Si l’affaire n’était que de la rumeur savamment entretenue, l’on aurait effectivement tord de s’en intéresser avec autant de frénésie. Si elle ne devait être qu’un ballon-sonde, l’on gagnerait tout de même à avoir la précaution de décrypter intelligemment les données qu’elle capterait dans les profondeurs abyssales de la politique malienne ou les signaux qu’elle enverrait depuis les lointains cieux vers lesquels vogue notre démocratie. Comme il n’y a pas de fumée sans feu, l’idée d’un Modibo Sidibé candidat de l’Adéma- Pasj à la prochaine élection présidentielle est tout sauf une élucubration de quelque magicien allé trop vite en besogne. Elle n’est pas non plus née de l’esprit fertile d’un romancier, encore moins de la petite tête obtuse d’un journaliste malien. La réalité est tout simplement que c’est une donne qui va compter et qu’il faut cerner avec un sens politiquement éveillé.
Autant l’éventualité d’une candidature à la prochaine élection présidentielle de Modibo Sidibé portée par le Pasj est dans l’ordre envisageable, autant l’évidence que l’Adéma se trouve dans la situation d’un tricot dont une maille est en train de filer est établie. Le Premier ministre actuel apparaît tout au moins comme un filet tendu prenant dans ses mailles les abeilles. Piège mortel pour le parti de l’insecte social qui compte déjà plusieurs accidents tragiques. Zoumana Mory Coulibaly, puissant vice- président d’entre ses pairs dans la Ruche, même s’il a fini par battre sa coulpe, avait quand- même proclamé son soutien à la candidature du chef du gouvernement à la plus importante élection attendue en 2012. Preuve qu’il existe bien un volcan sous- terrain. Mais passons.
L’on se souviendra que jusqu’au 20 septembre 2001, date à laquelle le décret présidentiel mettant l’actuel président de la République à la retraite anticipée de l’armée nationale, l’éventualité de la candidature d’ATT à la présidentielle de 2002 avait été régulièrement évoquée, rabâchée, retournée dans des sens souvent insoupçonnées, combattue, soutenue, moquée. Ceux qui en parlaient comme certitude absolue ont même été un temps traités de niais. Et, finalement, la réalité s’imposa. Qu’on en tire les leçons. Rappelons aussi qu’un an avant, c’était encore l’Adéma- Pasj qui a été soumise à des primaires en son sein pour la désignation de son porte-étendard à l’élection présidentielle.
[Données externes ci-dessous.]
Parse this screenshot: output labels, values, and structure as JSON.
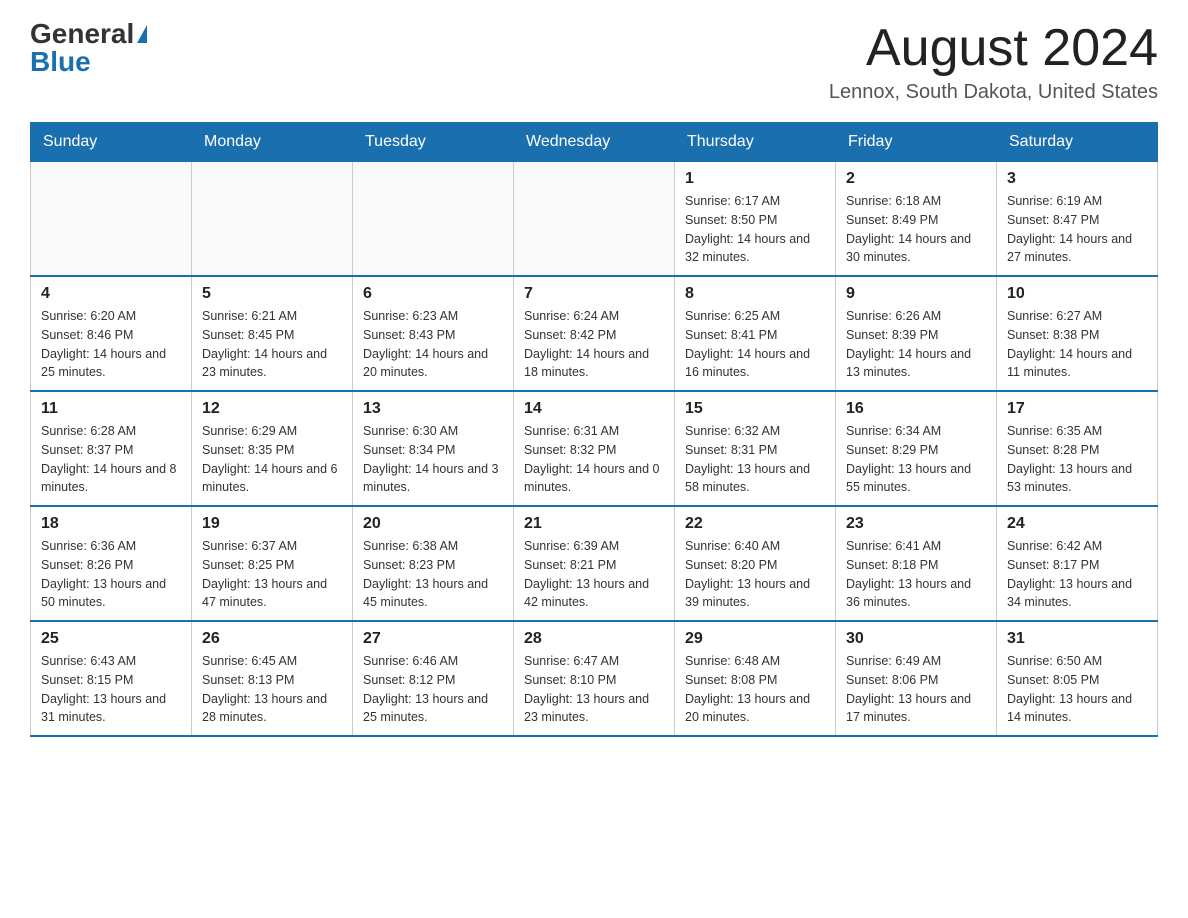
{
  "header": {
    "logo_general": "General",
    "logo_blue": "Blue",
    "title": "August 2024",
    "subtitle": "Lennox, South Dakota, United States"
  },
  "days_of_week": [
    "Sunday",
    "Monday",
    "Tuesday",
    "Wednesday",
    "Thursday",
    "Friday",
    "Saturday"
  ],
  "weeks": [
    [
      {
        "day": "",
        "info": ""
      },
      {
        "day": "",
        "info": ""
      },
      {
        "day": "",
        "info": ""
      },
      {
        "day": "",
        "info": ""
      },
      {
        "day": "1",
        "info": "Sunrise: 6:17 AM\nSunset: 8:50 PM\nDaylight: 14 hours and 32 minutes."
      },
      {
        "day": "2",
        "info": "Sunrise: 6:18 AM\nSunset: 8:49 PM\nDaylight: 14 hours and 30 minutes."
      },
      {
        "day": "3",
        "info": "Sunrise: 6:19 AM\nSunset: 8:47 PM\nDaylight: 14 hours and 27 minutes."
      }
    ],
    [
      {
        "day": "4",
        "info": "Sunrise: 6:20 AM\nSunset: 8:46 PM\nDaylight: 14 hours and 25 minutes."
      },
      {
        "day": "5",
        "info": "Sunrise: 6:21 AM\nSunset: 8:45 PM\nDaylight: 14 hours and 23 minutes."
      },
      {
        "day": "6",
        "info": "Sunrise: 6:23 AM\nSunset: 8:43 PM\nDaylight: 14 hours and 20 minutes."
      },
      {
        "day": "7",
        "info": "Sunrise: 6:24 AM\nSunset: 8:42 PM\nDaylight: 14 hours and 18 minutes."
      },
      {
        "day": "8",
        "info": "Sunrise: 6:25 AM\nSunset: 8:41 PM\nDaylight: 14 hours and 16 minutes."
      },
      {
        "day": "9",
        "info": "Sunrise: 6:26 AM\nSunset: 8:39 PM\nDaylight: 14 hours and 13 minutes."
      },
      {
        "day": "10",
        "info": "Sunrise: 6:27 AM\nSunset: 8:38 PM\nDaylight: 14 hours and 11 minutes."
      }
    ],
    [
      {
        "day": "11",
        "info": "Sunrise: 6:28 AM\nSunset: 8:37 PM\nDaylight: 14 hours and 8 minutes."
      },
      {
        "day": "12",
        "info": "Sunrise: 6:29 AM\nSunset: 8:35 PM\nDaylight: 14 hours and 6 minutes."
      },
      {
        "day": "13",
        "info": "Sunrise: 6:30 AM\nSunset: 8:34 PM\nDaylight: 14 hours and 3 minutes."
      },
      {
        "day": "14",
        "info": "Sunrise: 6:31 AM\nSunset: 8:32 PM\nDaylight: 14 hours and 0 minutes."
      },
      {
        "day": "15",
        "info": "Sunrise: 6:32 AM\nSunset: 8:31 PM\nDaylight: 13 hours and 58 minutes."
      },
      {
        "day": "16",
        "info": "Sunrise: 6:34 AM\nSunset: 8:29 PM\nDaylight: 13 hours and 55 minutes."
      },
      {
        "day": "17",
        "info": "Sunrise: 6:35 AM\nSunset: 8:28 PM\nDaylight: 13 hours and 53 minutes."
      }
    ],
    [
      {
        "day": "18",
        "info": "Sunrise: 6:36 AM\nSunset: 8:26 PM\nDaylight: 13 hours and 50 minutes."
      },
      {
        "day": "19",
        "info": "Sunrise: 6:37 AM\nSunset: 8:25 PM\nDaylight: 13 hours and 47 minutes."
      },
      {
        "day": "20",
        "info": "Sunrise: 6:38 AM\nSunset: 8:23 PM\nDaylight: 13 hours and 45 minutes."
      },
      {
        "day": "21",
        "info": "Sunrise: 6:39 AM\nSunset: 8:21 PM\nDaylight: 13 hours and 42 minutes."
      },
      {
        "day": "22",
        "info": "Sunrise: 6:40 AM\nSunset: 8:20 PM\nDaylight: 13 hours and 39 minutes."
      },
      {
        "day": "23",
        "info": "Sunrise: 6:41 AM\nSunset: 8:18 PM\nDaylight: 13 hours and 36 minutes."
      },
      {
        "day": "24",
        "info": "Sunrise: 6:42 AM\nSunset: 8:17 PM\nDaylight: 13 hours and 34 minutes."
      }
    ],
    [
      {
        "day": "25",
        "info": "Sunrise: 6:43 AM\nSunset: 8:15 PM\nDaylight: 13 hours and 31 minutes."
      },
      {
        "day": "26",
        "info": "Sunrise: 6:45 AM\nSunset: 8:13 PM\nDaylight: 13 hours and 28 minutes."
      },
      {
        "day": "27",
        "info": "Sunrise: 6:46 AM\nSunset: 8:12 PM\nDaylight: 13 hours and 25 minutes."
      },
      {
        "day": "28",
        "info": "Sunrise: 6:47 AM\nSunset: 8:10 PM\nDaylight: 13 hours and 23 minutes."
      },
      {
        "day": "29",
        "info": "Sunrise: 6:48 AM\nSunset: 8:08 PM\nDaylight: 13 hours and 20 minutes."
      },
      {
        "day": "30",
        "info": "Sunrise: 6:49 AM\nSunset: 8:06 PM\nDaylight: 13 hours and 17 minutes."
      },
      {
        "day": "31",
        "info": "Sunrise: 6:50 AM\nSunset: 8:05 PM\nDaylight: 13 hours and 14 minutes."
      }
    ]
  ]
}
On connaît les luttes de jactance qui ont alors rythmé la vie du parti, pour enfin déboucher à une guerre quasi fratricide entre des compagnons qui n’auraient jamais dû se quitter au regard de leurs parcours politiques, des combats de jadis pour la démocratie, des complicités nouées dans des circonstances périlleuses, des brimades psychologiques et physiques endurées, et parfois du sang versé vu ensemble. Le Rpm est ainsi né dans la douleur et l’Urd doit son existence à l’éprouvante et amère opération par césarienne.
L’histoire ne continuera pas moins sa mue. ATT, pendant tout le temps qu’ont duré les suspicions sur sa probable descente dans l’arène politique, a gardé le silence, entretenu le suspens et, parfois, jeté le trouble dans les esprits, voire créé l’atmosphère propice au développement des confusions. Puis, il y eut les appels de du Sénégal, du Niger, etc. La situation actuelle ne semble pas déroger à la même stratégie.
Stratégie minutieusement peaufinée
La probabilité de la candidature de Modibo Sidibé à la prochaine élection présidentielle est semée à tout vent, elle pénètre les salons et cercles politiques ; par moment, la chronique la concernant est boursouflée par les medias, un sondage aux allures des plus scientifiques donne le Premier ministre gagnant à plus de 56% s’il allait à franchir le Rubicon, le président du parti majoritaire condamné ainsi à le regarder sur l’autre rive. La stratégie a l’air d’être minutieusement peaufinée, elle force en tout cas l’admiration.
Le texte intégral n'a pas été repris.